The emergence of SARS-CoV-2 was first observed at the end of December 2019, subsequently giving rise to a global pandemic with far-reaching implications for human health and the advancement of medical research on coronaviruses. Given its low risk and structural similarity, HCoV-OC43 is often used as a low-risk model to study SARS-CoV-2 [17]. By seroepidemiology, Thoisy et al. found that the long-term endemic equilibrium of seasonal coronaviruses is the result of a dynamic balance among increasing population immunity through new infections, waning antibody levels, and the introduction of newly susceptible children [18]. Furthermore, several studies have found cross-reactivity and partial cross-protective immunity between SARS-CoV-2 and endemic coronaviruses such as HCoV-OC43 in host immune cells, owing to frequent reinfections and widespread vaccination [19,20].
SARS-CoV-2 has been circulating for over five years, in contrast to HCoV-OC43, which has persisted for more than fifty years. The close phylogenetic relationship between the two viruses, along with their localized similarity in the primary or higher-order structures of several proteins, strongly suggests the potential for antibody cross-reactivity.

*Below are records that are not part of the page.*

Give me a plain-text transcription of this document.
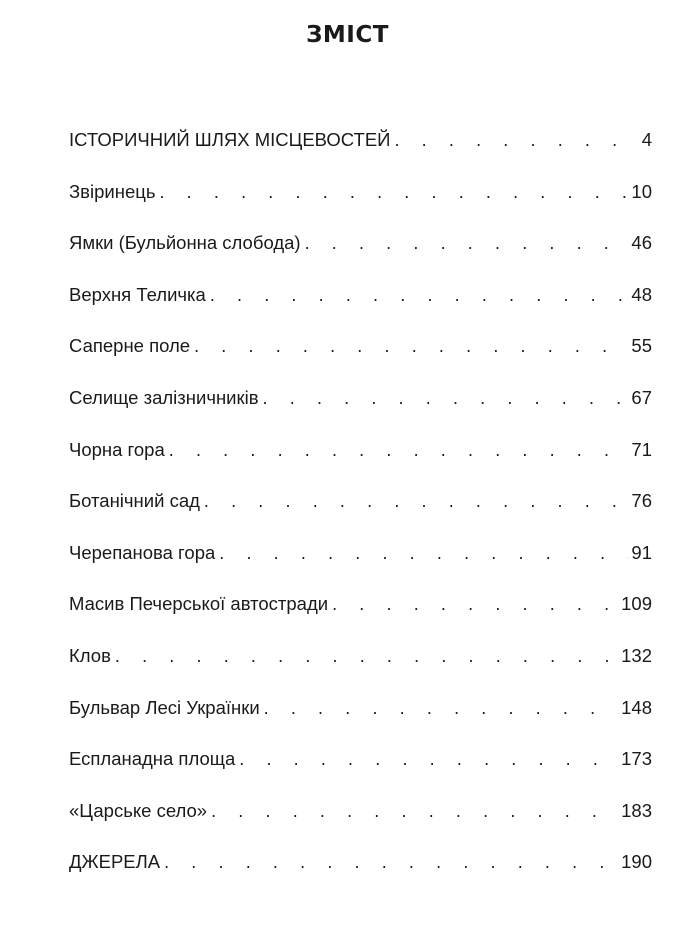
ЗМІСТ
ІСТОРИЧНИЙ ШЛЯХ МІСЦЕВОСТЕЙ . . .	4
Звіринець . . .	10
Ямки (Бульйонна слобода) . . .	46
Верхня Теличка . . .	48
Саперне поле . . .	55
Селище залізничників . . .	67
Чорна гора . . .	71
Ботанічний сад . . .	76
Черепанова гора . . .	91
Масив Печерської автостради . . .	109
Клов . . .	132
Бульвар Лесі Українки . . .	148
Еспланадна площа . . .	173
«Царське село» . . .	183
ДЖЕРЕЛА . . .	190
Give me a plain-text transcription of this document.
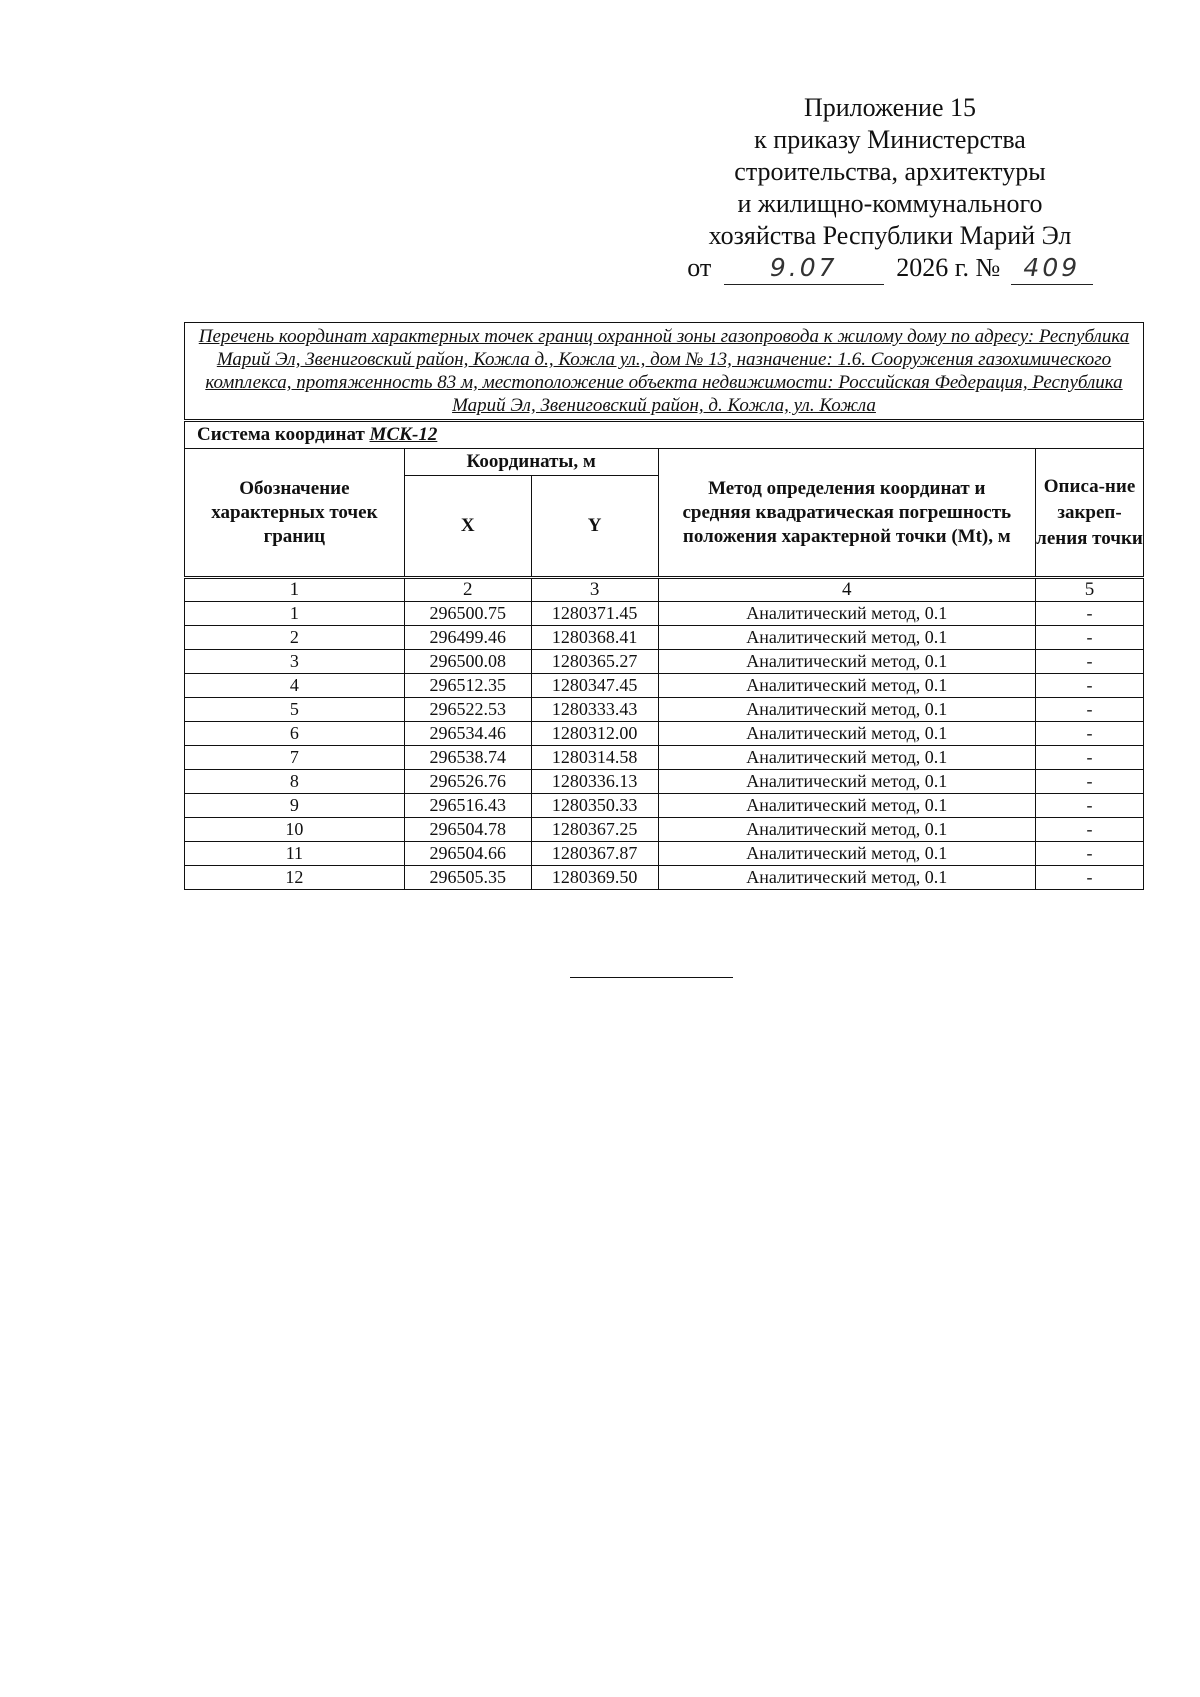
Приложение 15
к приказу Министерства
строительства, архитектуры
и жилищно-коммунального
хозяйства Республики Марий Эл
от 9.07 2026 г. № 409
Перечень координат характерных точек границ охранной зоны газопровода к жилому дому по адресу: Республика Марий Эл, Звениговский район, Кожла д., Кожла ул., дом № 13, назначение: 1.6. Сооружения газохимического комплекса, протяженность 83 м, местоположение объекта недвижимости: Российская Федерация, Республика Марий Эл, Звениговский район, д. Кожла, ул. Кожла				
Система координат МСК-12				
Обозначение характерных точек границ	Координаты, м		Метод определения координат и средняя квадратическая погрешность положения характерной точки (Mt), м	Описа-ние закреп-ления точки
	X	Y		
1	2	3	4	5
1	296500.75	1280371.45	Аналитический метод, 0.1	-
2	296499.46	1280368.41	Аналитический метод, 0.1	-
3	296500.08	1280365.27	Аналитический метод, 0.1	-
4	296512.35	1280347.45	Аналитический метод, 0.1	-
5	296522.53	1280333.43	Аналитический метод, 0.1	-
6	296534.46	1280312.00	Аналитический метод, 0.1	-
7	296538.74	1280314.58	Аналитический метод, 0.1	-
8	296526.76	1280336.13	Аналитический метод, 0.1	-
9	296516.43	1280350.33	Аналитический метод, 0.1	-
10	296504.78	1280367.25	Аналитический метод, 0.1	-
11	296504.66	1280367.87	Аналитический метод, 0.1	-
12	296505.35	1280369.50	Аналитический метод, 0.1	-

Consequently, the SARS-CoV-2 pandemic may have disrupted the long-term endemic equilibrium of HCoV-OC43 and accelerated its evolution, particularly under immune selection pressure. In this context, we performed genotyping of HCoV-OC43 based on phylogenetic analysis using whole genome (WG) sequences as well as full-length S, RNA-dependent RNA polymerase (RdRp), and N gene sequences. Across these four genetic levels, we then estimated and compared the nucleotide substitution rates of the predominant genotypes before and after the pandemic and conducted selection pressure analyses. Moreover, at the genetic level of the mutation-prone spike protein, we analyzed the historical evolutionary patterns of positively selected sites, assessed polymorphism of amino acid variation sites, predicted both linear and conformational B-cell epitopes, and evaluated antigen–antibody binding interactions. These analyses aimed to explore the mechanisms of the sustained epidemic of HCoV-OC43 and the potential for cross-reactivity between SARS-CoV-2 and HCoV-OC43. This study provides insights for the prevention of future outbreaks of HCoV-OC43 and other related coronaviruses.
Results
Results of HCoV-OC43 genotyping
HCoV-OC43 exhibited distinct predominant genotypes during different periods (Fig 1A-1H). At the WG level, the predominant genotypes shifted over time prior to the emergence of SARS-CoV-2, from genotype A (1967) to genotype E (1985–1990), genotype C (1991–2006), genotype D (2007–2010), genotype F (2011–2013), genotype G (2014–2015), genotype H (2015), genotype I (2016–2017), and genotype K (2018–2019). Following the emergence and subsequent pandemic of SARS-CoV-2, genotypes J and K (behaving as genotype I at the N-gene level) have become the predominant genotypes, with genotype K accounting for the majority of recent viral isolates. Fourteen sequences obtained by sequencing (PV798427-PV798440) in this study were all classified as genotype K. Notably, all HCoV-OC43 strains collected since 2024 belong to genotype K, indicating that it is highly likely to occupy the currently dominant position (Fig 1E). Besides, comparison of phylogenetic trees constructed from different gene regions for the same viral strains revealed that, except for genotype A, strains assigned to other genotypes appeared in partially inconsistent phylogenetic positions across the maximum likelihood (ML) trees based on WG, S, RdRp, and N genes (Fig 1I). Detailed summary results of the same virus strains under the four genotyping levels (WG, S, RdRp, and N) can be found in S1 Table.
A-D. genotyping results based on the WG, S, RdRp, and N gene sequences of HCoV-OC43 (A. WG genotyping results; B. S genotyping results; C. RdRp genotyping results; D. N genotyping results). The black dots on the branches indicate bootstrap values ≥ 70. Branches marked in red on the evolutionary tree indicate sequences obtained by sequencing in this study. E-H. distribution results of sequence collection years for different genotypes based on WG, S, RdRp, and N genotyping of HCoV-OC43 (E. distribution results based on WG genotyping; F. distribution results based on S genotyping; G. distribution results based on RdRp genotyping; H. distribution results based on N genotyping). I. WG, S, RdRp, and N genotyping results of the same virus strain of HCoV-OC43.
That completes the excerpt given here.